NEW YORK (TheStreet) -- Since I was at New York's Massapequa High School 40 years ago (Go Chiefs), computing has been defined by a struggle between the center and the edge.
Mainframes were the original center. Minicomputers plugged in a wall and could be deployed at the edge, at a business location. Terminals quickly defined a new edge, then PCs became a center. In the late 1970s, my neighbor bought a CP/M PC for her home, with four terminals sent to employees for transcribing court records.
So it has gone, faster and faster. PCs became clients to larger servers in closets. Some PCs became thin clients, but others became thick Windows boxes. Then the Internet made every PC an edge machine. By 1998, I was the system administration for my kids' network.

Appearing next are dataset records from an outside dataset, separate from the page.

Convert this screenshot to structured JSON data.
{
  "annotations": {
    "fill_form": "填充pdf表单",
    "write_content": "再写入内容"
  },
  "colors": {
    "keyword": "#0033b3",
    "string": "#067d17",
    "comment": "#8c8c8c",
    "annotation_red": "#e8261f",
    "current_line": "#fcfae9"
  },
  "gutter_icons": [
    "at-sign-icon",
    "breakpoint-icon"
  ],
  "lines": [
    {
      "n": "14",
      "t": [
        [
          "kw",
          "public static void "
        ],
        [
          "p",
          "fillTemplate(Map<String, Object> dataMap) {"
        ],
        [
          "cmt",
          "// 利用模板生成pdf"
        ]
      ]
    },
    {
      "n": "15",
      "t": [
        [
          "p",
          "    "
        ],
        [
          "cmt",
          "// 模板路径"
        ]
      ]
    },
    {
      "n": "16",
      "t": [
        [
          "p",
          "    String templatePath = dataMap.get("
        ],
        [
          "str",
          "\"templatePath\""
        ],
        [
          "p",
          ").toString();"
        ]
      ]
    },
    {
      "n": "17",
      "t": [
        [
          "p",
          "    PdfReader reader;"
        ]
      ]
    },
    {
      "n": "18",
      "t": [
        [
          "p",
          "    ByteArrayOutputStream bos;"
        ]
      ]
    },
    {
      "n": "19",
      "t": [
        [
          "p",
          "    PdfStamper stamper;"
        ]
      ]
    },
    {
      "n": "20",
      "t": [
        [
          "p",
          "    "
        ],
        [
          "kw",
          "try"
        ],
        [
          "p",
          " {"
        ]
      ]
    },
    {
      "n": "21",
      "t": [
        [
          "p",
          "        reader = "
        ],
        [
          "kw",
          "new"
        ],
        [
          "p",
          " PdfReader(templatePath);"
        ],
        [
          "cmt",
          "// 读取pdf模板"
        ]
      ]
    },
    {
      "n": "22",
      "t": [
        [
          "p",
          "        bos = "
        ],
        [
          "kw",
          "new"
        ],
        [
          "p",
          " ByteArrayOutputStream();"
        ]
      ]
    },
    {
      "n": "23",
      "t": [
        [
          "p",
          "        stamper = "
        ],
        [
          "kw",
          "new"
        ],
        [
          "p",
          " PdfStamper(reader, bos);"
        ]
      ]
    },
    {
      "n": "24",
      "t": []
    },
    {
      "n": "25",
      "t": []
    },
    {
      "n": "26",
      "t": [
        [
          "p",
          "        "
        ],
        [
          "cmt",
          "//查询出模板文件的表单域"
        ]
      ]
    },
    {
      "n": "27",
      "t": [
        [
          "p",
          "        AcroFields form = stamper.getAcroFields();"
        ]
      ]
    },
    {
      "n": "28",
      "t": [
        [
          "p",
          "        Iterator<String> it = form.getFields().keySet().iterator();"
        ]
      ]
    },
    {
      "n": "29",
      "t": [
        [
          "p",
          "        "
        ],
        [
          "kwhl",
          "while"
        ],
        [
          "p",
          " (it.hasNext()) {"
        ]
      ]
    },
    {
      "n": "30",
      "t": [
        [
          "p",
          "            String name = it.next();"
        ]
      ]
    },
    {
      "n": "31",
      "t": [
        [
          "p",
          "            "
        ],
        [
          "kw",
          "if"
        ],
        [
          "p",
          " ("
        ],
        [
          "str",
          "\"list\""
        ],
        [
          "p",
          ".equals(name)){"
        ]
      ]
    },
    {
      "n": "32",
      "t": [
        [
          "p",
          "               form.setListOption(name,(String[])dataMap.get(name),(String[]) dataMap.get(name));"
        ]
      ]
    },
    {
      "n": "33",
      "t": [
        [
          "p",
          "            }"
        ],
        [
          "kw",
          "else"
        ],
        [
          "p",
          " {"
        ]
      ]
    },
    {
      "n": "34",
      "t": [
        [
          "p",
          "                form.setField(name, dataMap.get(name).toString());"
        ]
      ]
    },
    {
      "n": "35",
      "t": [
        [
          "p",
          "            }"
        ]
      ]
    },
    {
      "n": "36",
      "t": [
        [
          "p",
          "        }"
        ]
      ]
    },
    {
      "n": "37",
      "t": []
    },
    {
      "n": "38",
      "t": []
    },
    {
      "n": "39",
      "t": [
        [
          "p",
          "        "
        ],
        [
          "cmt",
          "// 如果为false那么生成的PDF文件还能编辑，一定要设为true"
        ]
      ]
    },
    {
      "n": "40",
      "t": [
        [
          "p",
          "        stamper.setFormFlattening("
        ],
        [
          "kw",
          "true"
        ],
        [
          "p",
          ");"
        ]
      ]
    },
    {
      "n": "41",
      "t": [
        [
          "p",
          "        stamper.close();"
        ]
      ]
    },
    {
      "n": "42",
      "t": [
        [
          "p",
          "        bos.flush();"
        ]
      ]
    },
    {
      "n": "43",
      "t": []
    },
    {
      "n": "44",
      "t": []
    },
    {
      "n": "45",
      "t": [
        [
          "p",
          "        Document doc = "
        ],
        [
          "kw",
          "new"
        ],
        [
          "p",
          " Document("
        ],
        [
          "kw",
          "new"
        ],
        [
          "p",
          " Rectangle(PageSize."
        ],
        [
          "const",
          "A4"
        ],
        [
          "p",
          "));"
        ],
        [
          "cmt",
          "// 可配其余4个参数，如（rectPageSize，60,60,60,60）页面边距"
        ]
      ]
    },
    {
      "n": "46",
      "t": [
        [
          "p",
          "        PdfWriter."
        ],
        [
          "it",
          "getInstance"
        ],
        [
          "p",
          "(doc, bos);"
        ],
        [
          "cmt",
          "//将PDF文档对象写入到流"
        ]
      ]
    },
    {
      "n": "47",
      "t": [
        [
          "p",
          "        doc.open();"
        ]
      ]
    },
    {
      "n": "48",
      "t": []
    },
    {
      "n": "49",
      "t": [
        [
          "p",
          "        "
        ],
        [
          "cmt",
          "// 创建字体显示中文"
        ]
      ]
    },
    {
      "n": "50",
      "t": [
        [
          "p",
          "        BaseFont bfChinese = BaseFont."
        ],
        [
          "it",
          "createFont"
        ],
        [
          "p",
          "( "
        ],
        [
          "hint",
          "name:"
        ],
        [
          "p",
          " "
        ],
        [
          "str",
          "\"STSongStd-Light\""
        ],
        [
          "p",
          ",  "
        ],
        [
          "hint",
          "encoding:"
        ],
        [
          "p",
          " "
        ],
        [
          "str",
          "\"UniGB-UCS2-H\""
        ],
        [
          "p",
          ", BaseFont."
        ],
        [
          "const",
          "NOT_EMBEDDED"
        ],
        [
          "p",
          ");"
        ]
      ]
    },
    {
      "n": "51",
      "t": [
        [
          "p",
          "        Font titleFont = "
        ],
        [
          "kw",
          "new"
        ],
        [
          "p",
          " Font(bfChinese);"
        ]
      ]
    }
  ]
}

The rise of devices, of tablets and phones, has marked another fundamental change in our time. Apple (AAPL) devices are defined by the lack of a keyboard, a mouse and any moving parts like hard disks, even DVD drives. The edge may be powerful, but it's still an edge.And the cloud is a new center. Clouds compress the cost of a data center; meaning, you can build bigger ones, and more of them. What Google (GOOG) and Amazon (AMZN) are building are not individual clouds, but networks of clouds. Most of what they do replicated in many places, allowing them to deal with ever-more sophisticated edge devices. All this brings the key question of computing evolution back to device makers, who naturally are divided on the issue:
Apple sees the device as being like a PC. It should command high margins with software, content and other ecosystem component profits secondary.
Amazon sees the device as a terminal. The money should flow from commerce controlled from the center. We'll practically give away razors in order to sell blades.